The White House revealed a broad set of rules and principles on Monday aimed at ensuring that the United States “leads the way” in regulating artificial intelligence (AI), which is the subject of intense international competition.
President Joe Biden will issue an executive order demanding AI developers submit the results of their security tests to the federal government when their projects pose “a serious risk to national security, national economic security, or public health.”
The official announcement is scheduled for Monday at an event at the White House. Biden is leveraging a law dating back to the Cold War, the Defense Production Act (1950), granting the government certain coercive powers over companies when national security is at stake. The criteria for these security tests will be set at the federal level, according to the US government.
In July, several digital giants, including Microsoft and Google, had already committed to subjecting their AI systems to external tests. The White House aims to pay particular attention to the risks posed by AI development in biotechnology and infrastructure fields. Recommendations will also be issued concerning the detection and identification of AI-generated content, a technology capable of rapidly producing highly realistic images, sounds, and even videos.
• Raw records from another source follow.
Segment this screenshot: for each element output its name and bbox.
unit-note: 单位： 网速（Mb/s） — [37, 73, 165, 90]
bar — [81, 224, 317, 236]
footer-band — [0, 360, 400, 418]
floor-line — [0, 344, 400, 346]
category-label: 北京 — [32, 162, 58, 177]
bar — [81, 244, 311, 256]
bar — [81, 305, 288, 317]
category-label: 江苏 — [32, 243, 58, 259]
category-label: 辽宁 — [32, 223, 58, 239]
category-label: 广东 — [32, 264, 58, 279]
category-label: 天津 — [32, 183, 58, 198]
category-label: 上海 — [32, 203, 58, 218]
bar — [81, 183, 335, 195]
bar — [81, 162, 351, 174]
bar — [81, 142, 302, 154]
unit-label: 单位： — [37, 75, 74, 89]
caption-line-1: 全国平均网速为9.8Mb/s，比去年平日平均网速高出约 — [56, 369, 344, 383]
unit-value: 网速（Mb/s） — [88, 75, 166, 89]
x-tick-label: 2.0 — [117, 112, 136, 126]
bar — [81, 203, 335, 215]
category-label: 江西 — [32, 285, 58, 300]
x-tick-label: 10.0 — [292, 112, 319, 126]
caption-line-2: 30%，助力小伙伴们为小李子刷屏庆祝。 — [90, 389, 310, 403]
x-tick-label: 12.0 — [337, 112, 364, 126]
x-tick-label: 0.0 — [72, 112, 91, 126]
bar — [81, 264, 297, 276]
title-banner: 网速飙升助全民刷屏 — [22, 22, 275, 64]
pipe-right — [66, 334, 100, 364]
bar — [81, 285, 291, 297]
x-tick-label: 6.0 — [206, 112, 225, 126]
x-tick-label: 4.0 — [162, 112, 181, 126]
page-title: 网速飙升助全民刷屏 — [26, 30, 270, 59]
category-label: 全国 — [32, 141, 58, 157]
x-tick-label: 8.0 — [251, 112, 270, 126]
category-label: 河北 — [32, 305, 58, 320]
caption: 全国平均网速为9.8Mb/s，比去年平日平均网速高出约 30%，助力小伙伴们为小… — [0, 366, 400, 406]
The administration also promises to publish guidelines addressing discrimination, given the biases that AI systems might have, and pledges to monitor the impact of this technological revolution on employment.
However, Biden has limited maneuverability. Any truly binding and ambitious AI regulations would need to go through Congress. Yet, the Legislature is deeply divided between Democrats and Republicans, making the adoption of a comprehensive law highly unlikely.
In response to the announcement, the Software Publishers Association (BAS) also called for “a new legislative framework to create specific safeguards for artificial intelligence.”
The regulation of AI is a subject of intense international competition. The European Union, which generates numerous digital regulations, aims to establish a regulatory framework for this technology by the end of the year, hoping to set the pace globally.